In National Pancreatic Cancer Study

Pancreatic cancer has made national headlines several times this year, with ongoing news of actor Patrick Swayze’s very public battle with the disease and Supreme Court Justice Ruth Bader Ginsberg’s recent diagnosis in February.

Unfortunately, pancreatic cancer is one of the most deadly, with less than 20 percent of patients surviving five years after their initial diagnosis. To extend life and improve quality of life, patients are often encouraged to participate in clinical research studies like those available at Ingalls to receive newer – and potentially more effective – therapies.

“The perception is that clinical research studies are available only at major academic medical centers,” explains Patricia Gowland, R.N., B.S.N., O.C.N., C.C.R.C., director of the Ingalls Cancer Research Center.

“But that’s not the case. Ingalls is affiliated with more clinical trials than any other cancer program in the area.”

In fact, Ingalls is one of only two hospitals in Illinois (and fewer than 50 in the nation) currently enrolling patients with advanced metastatic cancer of the pancreas in a Phase II study.

The first part of the trial, already completed, was designed to determine the safety, tolerability and maximum tolerated dose of one of the targeted therapies when combined with a standard drug for pancreatic cancer. The randomized Phase II portion will determine the effectiveness and safety of both targeted therapies or a placebo when given with the standard dose of the drug.

To be eligible, participants must be 18 years or older, with untreated Stage 4 metastatic adenocarcinoma of the pancreas.
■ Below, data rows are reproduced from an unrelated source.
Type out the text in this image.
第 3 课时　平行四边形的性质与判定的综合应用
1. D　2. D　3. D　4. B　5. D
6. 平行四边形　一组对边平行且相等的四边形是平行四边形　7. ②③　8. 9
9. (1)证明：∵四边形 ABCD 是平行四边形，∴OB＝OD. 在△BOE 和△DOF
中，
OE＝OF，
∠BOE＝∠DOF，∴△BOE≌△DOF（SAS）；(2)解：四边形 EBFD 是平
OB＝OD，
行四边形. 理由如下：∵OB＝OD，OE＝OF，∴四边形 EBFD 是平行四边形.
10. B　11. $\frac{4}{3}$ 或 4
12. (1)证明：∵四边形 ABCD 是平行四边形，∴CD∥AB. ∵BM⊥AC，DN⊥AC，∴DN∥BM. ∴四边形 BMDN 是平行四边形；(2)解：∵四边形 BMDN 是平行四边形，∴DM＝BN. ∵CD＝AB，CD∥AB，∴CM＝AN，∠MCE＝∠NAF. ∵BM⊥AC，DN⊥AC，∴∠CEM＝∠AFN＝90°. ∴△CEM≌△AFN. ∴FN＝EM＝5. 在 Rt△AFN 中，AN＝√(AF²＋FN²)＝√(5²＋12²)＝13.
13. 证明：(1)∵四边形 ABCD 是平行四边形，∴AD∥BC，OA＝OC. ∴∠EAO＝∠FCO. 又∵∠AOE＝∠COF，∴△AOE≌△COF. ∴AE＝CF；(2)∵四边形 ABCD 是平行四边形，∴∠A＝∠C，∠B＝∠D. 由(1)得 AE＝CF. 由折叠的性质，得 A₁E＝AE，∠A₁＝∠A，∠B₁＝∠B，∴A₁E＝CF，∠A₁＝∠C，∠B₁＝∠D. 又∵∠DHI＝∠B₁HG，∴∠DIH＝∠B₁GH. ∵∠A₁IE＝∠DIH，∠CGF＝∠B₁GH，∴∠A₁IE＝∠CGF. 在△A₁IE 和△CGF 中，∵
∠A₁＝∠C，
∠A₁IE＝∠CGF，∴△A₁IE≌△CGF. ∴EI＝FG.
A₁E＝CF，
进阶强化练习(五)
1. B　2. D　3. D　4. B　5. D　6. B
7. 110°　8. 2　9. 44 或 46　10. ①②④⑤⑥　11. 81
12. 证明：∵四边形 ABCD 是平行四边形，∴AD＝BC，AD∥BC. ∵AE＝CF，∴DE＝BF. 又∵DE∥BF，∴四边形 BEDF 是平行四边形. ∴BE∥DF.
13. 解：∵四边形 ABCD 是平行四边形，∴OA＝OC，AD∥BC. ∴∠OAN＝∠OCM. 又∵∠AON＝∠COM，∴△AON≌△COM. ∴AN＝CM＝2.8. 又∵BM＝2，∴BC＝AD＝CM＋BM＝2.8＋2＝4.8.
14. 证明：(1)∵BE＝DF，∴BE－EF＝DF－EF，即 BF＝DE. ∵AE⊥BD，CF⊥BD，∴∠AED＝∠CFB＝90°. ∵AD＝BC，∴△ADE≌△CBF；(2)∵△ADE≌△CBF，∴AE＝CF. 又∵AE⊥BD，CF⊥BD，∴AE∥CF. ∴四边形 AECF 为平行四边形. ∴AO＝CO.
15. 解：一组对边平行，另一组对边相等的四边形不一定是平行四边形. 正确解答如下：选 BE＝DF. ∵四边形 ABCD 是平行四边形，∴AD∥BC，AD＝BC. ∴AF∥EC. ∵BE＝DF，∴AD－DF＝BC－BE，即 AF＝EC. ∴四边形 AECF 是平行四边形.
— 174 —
Participants must also have acceptable bone marrow, liver functions, and kidney functions.

A 77-year-old Harvey women currently enrolled in the Ingalls study (who preferred not to be identified in this article) was diagnosed with pancreatic cancer last October. Following two stent procedures of the pancreas, she enrolled in the clinical trial in January.

Though she says she has “good days and bad days,” she is hopeful.

“I’m still driving and able to function on my own,” she said.

“And a recent CT scan showed that my cancer has not grown or spread. I live in hope and tell my family and friends to do the same.”

About Pancreatic Cancer

The American Cancer Society estimates nearly 38,000 will be diagnosed with pancreatic cancer this year, and 34,000 will die from it.

It is sometimes called a “silent disease” because symptoms don’t often appear until the disease is advanced. Symptoms may include:

  • Upper abdominal or upper back pain
  • Yellow skin and eyes, and dark urine from jaundice
  • Weakness
  • Loss of appetite
  • Nausea and vomiting
  • Weight loss

These symptoms, however, are not sure signs of pancreatic cancer. An infection or other condition may also be the cause. Contact your doctor right away if you have these symptoms.